Bad things happen when those in power lack seriousness. Not long ago we had a Republican president who told Iraqi insurgents: "Bring 'em on!" Now we have a Republican governor in California who sees the state's current budget catastrophe as nothing but a big joke. Why else would Arnold Schwarzenegger post a tasteless Twitter video where he wields a two-foot-long folding knife boasting about his budget-cutting prowess? When a reporter off camera gently reminded Schwarzenegger that it might be in bad taste to be playing with a knife symbolizing his joy in making deep cuts that punish the poor, elderly, children, college students and government employees, Schwarzenegger responded: "Not that I have fun with making the cuts -- they sadden me -- but... that doesn't mean that you cannot wave a knife around, or to wave your sword around, to get the message across that certain cuts have to be made because it's budget time."
"They sadden me."
These cuts come at a time when the state is experiencing the worst economic crisis since the Great Depression. They will inflict pain and suffering and hurt in myriad ways on millions of Californians. Schwarzenegger might as well have staged a scene where he drives that knife right into the heart of one of his most vulnerable victims.
We'll see how much "public support" is out there for these cruel and foolish budget cuts when their effects really sink in six to nine months from now.
What's been playing out in California could be the stubborn last gasp of the "Republican Revolution." What began in California might have to end in California, just like a movie where the sun sets as the credits roll.
Back in 1962, a group of wealthy Southern California Republicans led by a guy named Holmes Tuttle urged an actor named Ronald Reagan to run for the U.S. Senate. A couple of years later, an arch-conservative New Jersey transplant, Rus Walton, formed United Republicans of California (UROC), which symbolized the right-wing force that would launch a new national movement. In 1966, they succeeded in taking Reagan out of his leisure-class Southern California entertainment industry social circles and catapulting him to becoming the governor of the nation's most populated state. By the 1980s, their political experiment bore fruit beyond their wildest dreams.
But there were problems with the "conservative revolution." So harsh were Reagan's attacks on the least fortunate among us that soon other Republicans had to call themselves "kinder and gentler" or "compassionate conservatives" to sell their brand to an increasingly disillusioned public. (At the 1988 Republican National Convention, Nancy Reagan was said to have asked a friend: "kinder and gentler compared to what?") Newt Gingrich, Tom DeLay, and George W. Bush took this "conservative revolution" into the nether-regions of political sanity, and when the dust settled Democrats controlled both chambers of Congress and we had a very urban, very liberal, and very Democratic African-American president.
But California remained left behind.
Despite the enormous power of the California Democratic congressional delegation, which includes Speaker of the House Nancy Pelosi (the first woman ever to hold that post), and Senators Barbara Boxer and Diane Feinstein, both of whom hold powerful committee chairs, and Representatives George Miller and Henry Waxman, and many other power-brokers in the House, the state government is firmly in the hands of the same type of right-wing Republicans that started the whole "conservative movement" in the first place.

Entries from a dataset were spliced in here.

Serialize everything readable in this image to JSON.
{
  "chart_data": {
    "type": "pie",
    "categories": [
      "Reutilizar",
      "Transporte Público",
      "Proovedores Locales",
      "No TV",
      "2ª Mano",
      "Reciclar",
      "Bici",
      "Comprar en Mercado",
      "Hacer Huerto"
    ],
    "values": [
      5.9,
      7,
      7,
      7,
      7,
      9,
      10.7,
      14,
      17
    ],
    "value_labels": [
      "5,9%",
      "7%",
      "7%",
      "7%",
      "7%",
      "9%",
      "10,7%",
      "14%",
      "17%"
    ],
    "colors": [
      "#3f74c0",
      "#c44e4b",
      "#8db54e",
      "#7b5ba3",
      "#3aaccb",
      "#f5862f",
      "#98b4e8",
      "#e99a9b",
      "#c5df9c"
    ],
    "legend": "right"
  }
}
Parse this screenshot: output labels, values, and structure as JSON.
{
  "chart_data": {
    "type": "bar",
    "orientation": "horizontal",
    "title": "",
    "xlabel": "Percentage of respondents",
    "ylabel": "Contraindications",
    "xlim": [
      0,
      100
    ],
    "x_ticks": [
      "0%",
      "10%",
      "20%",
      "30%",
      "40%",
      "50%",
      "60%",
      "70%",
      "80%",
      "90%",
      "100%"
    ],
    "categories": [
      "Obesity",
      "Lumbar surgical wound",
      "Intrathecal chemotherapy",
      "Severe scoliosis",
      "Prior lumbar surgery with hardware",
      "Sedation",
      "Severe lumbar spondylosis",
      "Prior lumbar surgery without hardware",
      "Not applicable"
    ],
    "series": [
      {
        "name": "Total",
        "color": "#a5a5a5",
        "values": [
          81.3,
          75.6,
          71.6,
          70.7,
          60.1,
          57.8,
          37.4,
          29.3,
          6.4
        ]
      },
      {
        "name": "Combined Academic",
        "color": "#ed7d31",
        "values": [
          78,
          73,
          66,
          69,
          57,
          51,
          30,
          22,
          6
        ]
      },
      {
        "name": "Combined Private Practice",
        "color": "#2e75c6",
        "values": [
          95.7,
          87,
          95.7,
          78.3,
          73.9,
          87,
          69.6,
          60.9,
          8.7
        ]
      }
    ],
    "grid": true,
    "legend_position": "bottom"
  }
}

And they're holding on to power with white-knuckled fists.
No one modeled his political career more on Ronald Reagan than Arnold Schwarzenegger. Like Reagan, Schwarzenegger is an actor. Like Reagan, he is charming and ebullient. Like Reagan he delivers one-liners with panache. And like Reagan he always remembers his lines and never misses a chalk mark. Photo-ops are his specialty. Even tasteless ones like wielding a two-foot knife at a time when he is destroying people's lives with devastating budget cuts.
But what Schwarzenegger and the less-kind and-gentle Republicans miss is that Reagan signed what amounted to the biggest tax increase in California's history when he was governor, and as president he raised taxes thirteen times. Reagan had a pragmatic streak that defies his acolytes among the current crop of Republicans.
Arnold Schwarzenegger will be gone soon. He'll be back home sitting in his Jacuzzi and smoking his $50 cigars. When George W. Bush departed from the national stage it left a huge vacuum to fill for the national Republican Party. When Schwarzenegger's knife-wielding movie is no longer running in Sacramento, there will be a huge vacuum to fill for California Republicans. They will have to find another charismatic leader who can enter any room and suck the oxygen out of it by dint of his or her own celebrity.
Like Bush, Schwarzenegger will be a hard act to follow.